Mitski continues to pursue more experimental sounds in her latest work, making use of a choir on some tracks and crafting a musical landscape so complex that, upon first listen, one may miss its intricacies.

The images conjured throughout The Land Is Inhospitable and So Are We pay homage to rural America, working in the Midwest-gothic. Every song feels like I am driving down country roads in an imaginary truck, dusk trailing behind me.
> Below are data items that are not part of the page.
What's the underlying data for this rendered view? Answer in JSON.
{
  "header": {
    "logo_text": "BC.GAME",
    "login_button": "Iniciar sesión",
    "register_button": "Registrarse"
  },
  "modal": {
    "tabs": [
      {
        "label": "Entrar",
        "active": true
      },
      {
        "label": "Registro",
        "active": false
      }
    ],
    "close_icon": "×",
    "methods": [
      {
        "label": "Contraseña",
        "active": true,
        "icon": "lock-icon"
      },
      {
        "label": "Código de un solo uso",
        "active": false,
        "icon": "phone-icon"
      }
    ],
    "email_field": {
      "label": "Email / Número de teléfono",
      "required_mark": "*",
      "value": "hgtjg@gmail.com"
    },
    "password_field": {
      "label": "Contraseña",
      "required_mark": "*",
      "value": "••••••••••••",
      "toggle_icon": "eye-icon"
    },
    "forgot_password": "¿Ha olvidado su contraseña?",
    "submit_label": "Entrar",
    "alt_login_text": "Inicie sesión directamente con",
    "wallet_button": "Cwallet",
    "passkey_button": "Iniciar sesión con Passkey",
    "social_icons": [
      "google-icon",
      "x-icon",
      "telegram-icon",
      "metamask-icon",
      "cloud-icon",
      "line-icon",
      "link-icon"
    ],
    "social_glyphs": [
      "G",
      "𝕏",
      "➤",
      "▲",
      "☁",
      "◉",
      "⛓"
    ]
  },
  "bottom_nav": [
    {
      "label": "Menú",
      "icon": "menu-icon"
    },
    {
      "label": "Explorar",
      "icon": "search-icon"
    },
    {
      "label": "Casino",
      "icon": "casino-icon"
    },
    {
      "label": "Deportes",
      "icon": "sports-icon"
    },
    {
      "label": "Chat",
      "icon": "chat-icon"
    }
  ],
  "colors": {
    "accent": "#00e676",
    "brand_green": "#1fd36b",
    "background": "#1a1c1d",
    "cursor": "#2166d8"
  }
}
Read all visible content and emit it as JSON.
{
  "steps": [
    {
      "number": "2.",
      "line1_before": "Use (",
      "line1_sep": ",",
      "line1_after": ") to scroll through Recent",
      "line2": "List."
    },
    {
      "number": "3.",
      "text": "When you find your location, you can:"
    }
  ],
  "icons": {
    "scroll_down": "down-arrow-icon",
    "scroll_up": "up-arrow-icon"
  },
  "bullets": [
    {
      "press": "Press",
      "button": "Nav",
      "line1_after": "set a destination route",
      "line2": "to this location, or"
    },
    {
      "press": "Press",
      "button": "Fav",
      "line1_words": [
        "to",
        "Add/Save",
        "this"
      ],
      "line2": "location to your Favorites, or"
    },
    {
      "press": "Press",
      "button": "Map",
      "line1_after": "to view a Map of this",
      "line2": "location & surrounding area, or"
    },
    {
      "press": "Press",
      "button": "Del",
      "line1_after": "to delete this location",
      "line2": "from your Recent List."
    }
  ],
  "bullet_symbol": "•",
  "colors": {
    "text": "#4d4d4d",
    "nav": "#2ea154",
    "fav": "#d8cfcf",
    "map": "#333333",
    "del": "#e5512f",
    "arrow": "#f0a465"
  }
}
A lonely atmosphere emanates from each of the eleven tracks, taking listeners on a road trip across lands of love and heartbreak. 

The album sounds like something a modern cowboy would put on while engaging in self-reflection, the cowboy figure being one Mitski has referenced before in her previous works.

Track 10 on the album, “I’m Your Man,” deals with a lover anticipating the oncoming destruction of a relationship after their true nature, something they feel is abominable, is revealed to their other half. A pack of barking dogs begins is heard near the song’s end, and grows louder as the judgment the lover is so afraid of finally arrives. 

This track is haunting, but the one that follows it to close out the album, “I Love Me After You,” tells a story of someone reclaiming themselves from a prior relationship. The speaker in this song is moving on and taking back the throne of their body.

It’s in these two tracks, cleverly and intentionally put back to back, that Mitski’s metamorphosis finally comes to fruition. While being known for her devastation, invoking feelings of desperation and sorrow that are relatable on what can feel like a metaphysical level, here we see her tackle these familiar ideas with this changed perspective of acceptance. 

Painful things will happen to you, but to love is never a waste. 

The Land Is Inhospitable and So Are We refuses to wallow in self-pity for too long, instead inviting listeners to be earnest with themselves and understand that while being open to love means being open to heartbreak, love will always be worth it, no matter the destruction that follows.